Je ne sais pas ce que serait, non plus, une « complète subjectivité ». Il me semble que ce n’est pas un sentiment que je connais. J’ai cru le connaître, mais je pense maintenant que c’était un sentiment illusoire, que tout est toujours si mélangé, du dehors et du dedans. J’ai parfois l’impression que c’est quand j’ai le plus conscience de ne pas me discerner, que je perçois mieux et repère plus sûrement mes contours – flous et peu fiables– , ma vacillante subjectivité. Et, surtout, il me paraît peut-être plus fécond que ces frontières frémissent indéfinissables. C’est comme si je devenais paradoxalement plus sûre de ce que j’affirme. C’est bizarre. Qu’est-ce qui parle, que je dois assumer ?
Le poème de Guillevic, dont le « mais » me reste difficile à déchiffrer, le voilà, qui revient, si vivant ! Le bol et moi, « Investis / Mais fidèles ». Je le vois tourner, ce bol, sur mon tour, bien avant qu’il soit cuit et qu’il contienne quoi que ce soit.
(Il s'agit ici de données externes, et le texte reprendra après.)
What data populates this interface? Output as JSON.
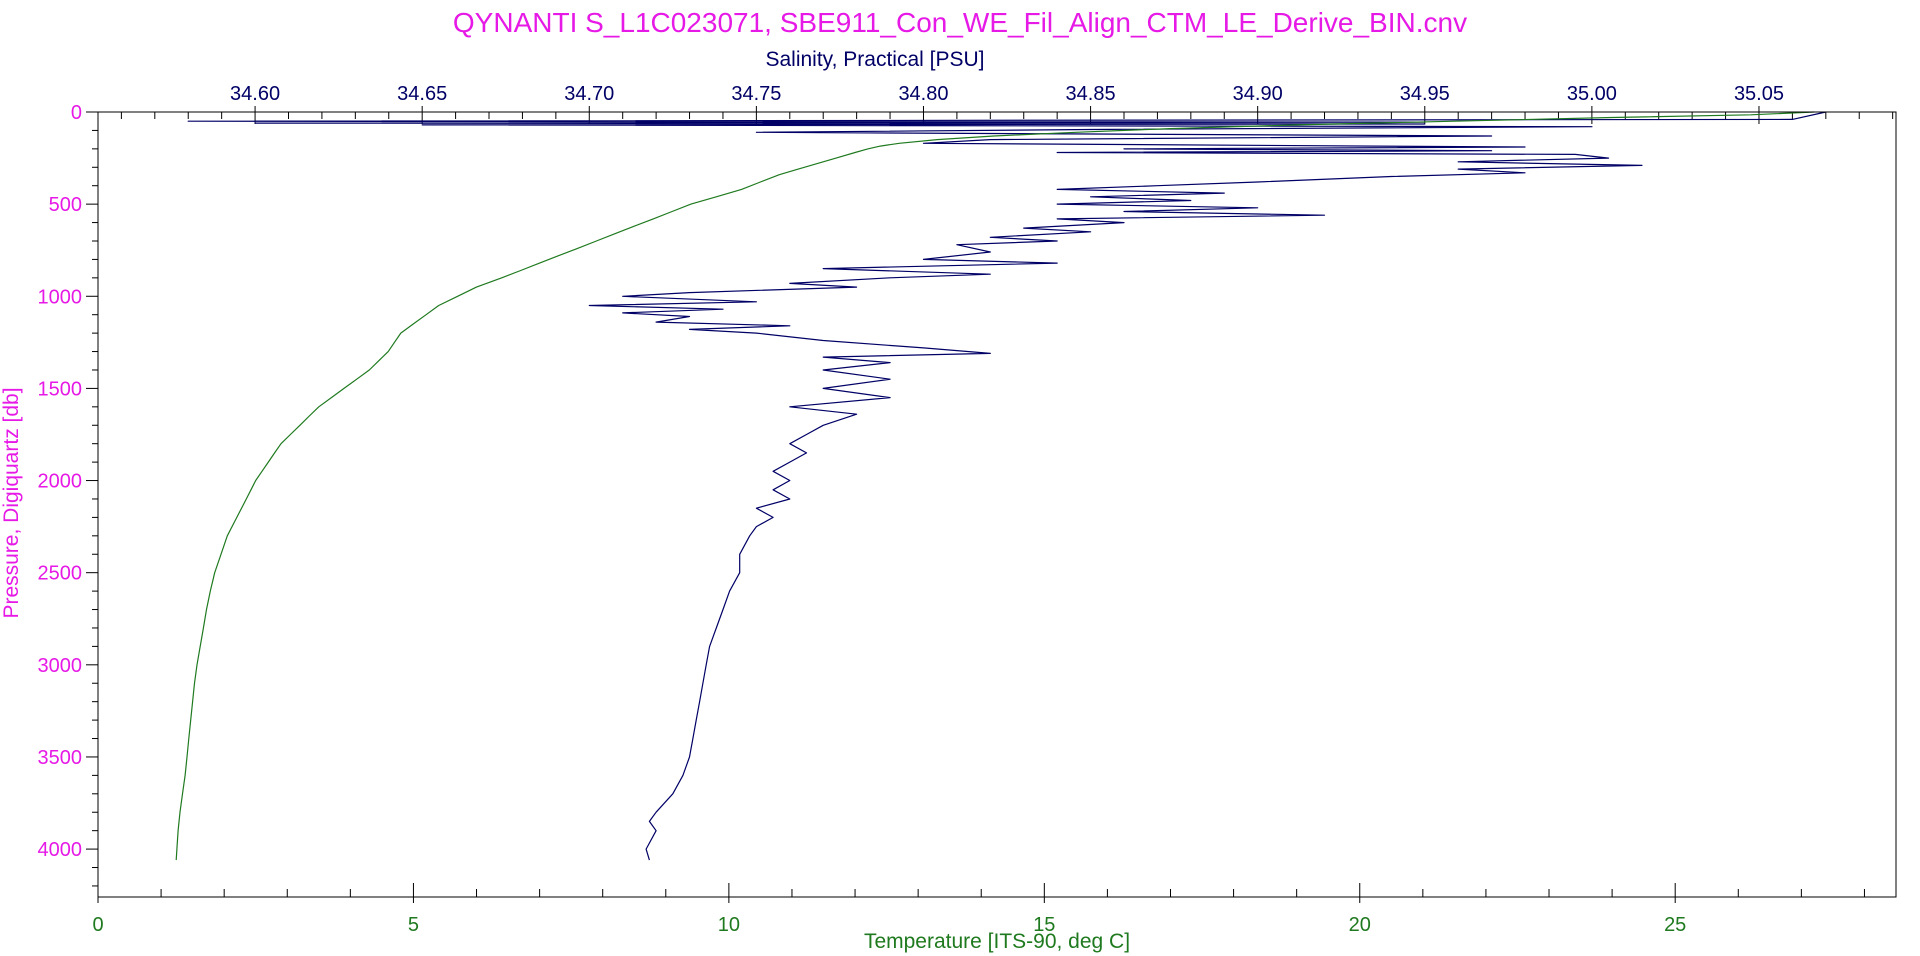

Si étonnant, si incroyable, et pourtant, déjà contenant, contenant l’eau et la soif. Le mot « contenir » est aussi étrange que le mot « obéir » qui étymologiquement renvoie à l’idée d’écouter attentivement. ! Je suis étonnée par cette étymologie, que je découvre en « allant au dictionnaire », mais elle me va bien, évidemment !
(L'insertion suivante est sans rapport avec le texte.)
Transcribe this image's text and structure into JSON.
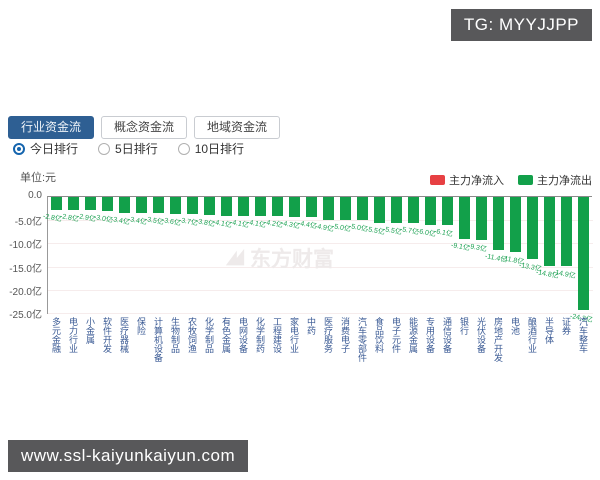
{
  "overlay": {
    "tg_badge": "TG: MYYJJPP",
    "url_badge": "www.ssl-kaiyunkaiyun.com"
  },
  "tabs": [
    {
      "label": "行业资金流",
      "active": true
    },
    {
      "label": "概念资金流",
      "active": false
    },
    {
      "label": "地域资金流",
      "active": false
    }
  ],
  "rank_options": [
    {
      "label": "今日排行",
      "selected": true
    },
    {
      "label": "5日排行",
      "selected": false
    },
    {
      "label": "10日排行",
      "selected": false
    }
  ],
  "chart": {
    "unit_label": "单位:元",
    "watermark": "东方财富",
    "y_ticks": [
      "0.0",
      "-5.0亿",
      "-10.0亿",
      "-15.0亿",
      "-20.0亿",
      "-25.0亿"
    ],
    "legend": [
      {
        "label": "主力净流入",
        "color": "#e74043"
      },
      {
        "label": "主力净流出",
        "color": "#12a04a"
      }
    ]
  },
  "colors": {
    "bar_green": "#12a04a",
    "legend_red": "#e74043",
    "active_tab_blue": "#2e5f93",
    "category_label_blue": "#3a5a94",
    "badge_gray": "#58585a"
  },
  "chart_data": {
    "type": "bar",
    "title": "行业资金流 今日排行 主力净流出",
    "xlabel": "",
    "ylabel": "单位:元",
    "ylim": [
      -25,
      0
    ],
    "grid": true,
    "legend_position": "top-right",
    "series_name": "主力净流出",
    "categories": [
      "多元金融",
      "电力行业",
      "小金属",
      "软件开发",
      "医疗器械",
      "保险",
      "计算机设备",
      "生物制品",
      "农牧饲渔",
      "化学制品",
      "有色金属",
      "电网设备",
      "化学制药",
      "工程建设",
      "家电行业",
      "中药",
      "医疗服务",
      "消费电子",
      "汽车零部件",
      "食品饮料",
      "电子元件",
      "能源金属",
      "专用设备",
      "通信设备",
      "银行",
      "光伏设备",
      "房地产开发",
      "电池",
      "酿酒行业",
      "半导体",
      "证券",
      "汽车整车"
    ],
    "values": [
      -2.8,
      -2.8,
      -2.9,
      -3.0,
      -3.4,
      -3.4,
      -3.5,
      -3.6,
      -3.7,
      -3.8,
      -4.1,
      -4.1,
      -4.1,
      -4.2,
      -4.3,
      -4.4,
      -4.9,
      -5.0,
      -5.0,
      -5.5,
      -5.5,
      -5.7,
      -6.0,
      -6.1,
      -9.1,
      -9.3,
      -11.4,
      -11.8,
      -13.3,
      -14.8,
      -14.9,
      -24.3
    ],
    "value_labels": [
      "-2.8亿",
      "-2.8亿",
      "-2.9亿",
      "-3.0亿",
      "-3.4亿",
      "-3.4亿",
      "-3.5亿",
      "-3.6亿",
      "-3.7亿",
      "-3.8亿",
      "-4.1亿",
      "-4.1亿",
      "-4.1亿",
      "-4.2亿",
      "-4.3亿",
      "-4.4亿",
      "-4.9亿",
      "-5.0亿",
      "-5.0亿",
      "-5.5亿",
      "-5.5亿",
      "-5.7亿",
      "-6.0亿",
      "-6.1亿",
      "-9.1亿",
      "-9.3亿",
      "-11.4亿",
      "-11.8亿",
      "-13.3亿",
      "-14.8亿",
      "-14.9亿",
      "-24.3亿"
    ]
  }
}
Je ressens la nuance que tu vois dans ce « mais », et c’est un tour de force poétique que d’ouvrir un large possible avec un petit mot qui s’oppose, qui affronte, qui fait obstacle. Cette nuance est tout à fait probable. Elle se base sur une relation entre un contenant et un contenu, deux altérités qui n’interfèrent pas si je comprends bien ce que tu avances, comme une sorte de rencontre qui n’aliène pas, ce qui me paraît vrai. Pour moi, qui ressens toute rencontre aussi comme une altération, cela ne veut pas dire une dissolution, tout au contraire, plutôt une réceptivité qui accepterait de changer elle-même, ce « mais » pourrait entraîner une sorte d’obligation : même si « être investi » pesait jusqu’à trop peser, je resterai fidèle, et ce pourrait être en me transformant – sans me trahir, mais qui est ce « me » ? Je crois qu’au moins ces deux acceptions, la tienne et la mienne, peuvent être envisagées. Elles ne se contredisent pas tout à fait, mais se confortent plutôt. Ce serait la force du poème que de pouvoir dire l’empêchement et l’élan simultanément, ET sans mentir. Cette « dissonance instigatrice » serait nécessaire, vitale pour le poème comme pour chacun de nous ?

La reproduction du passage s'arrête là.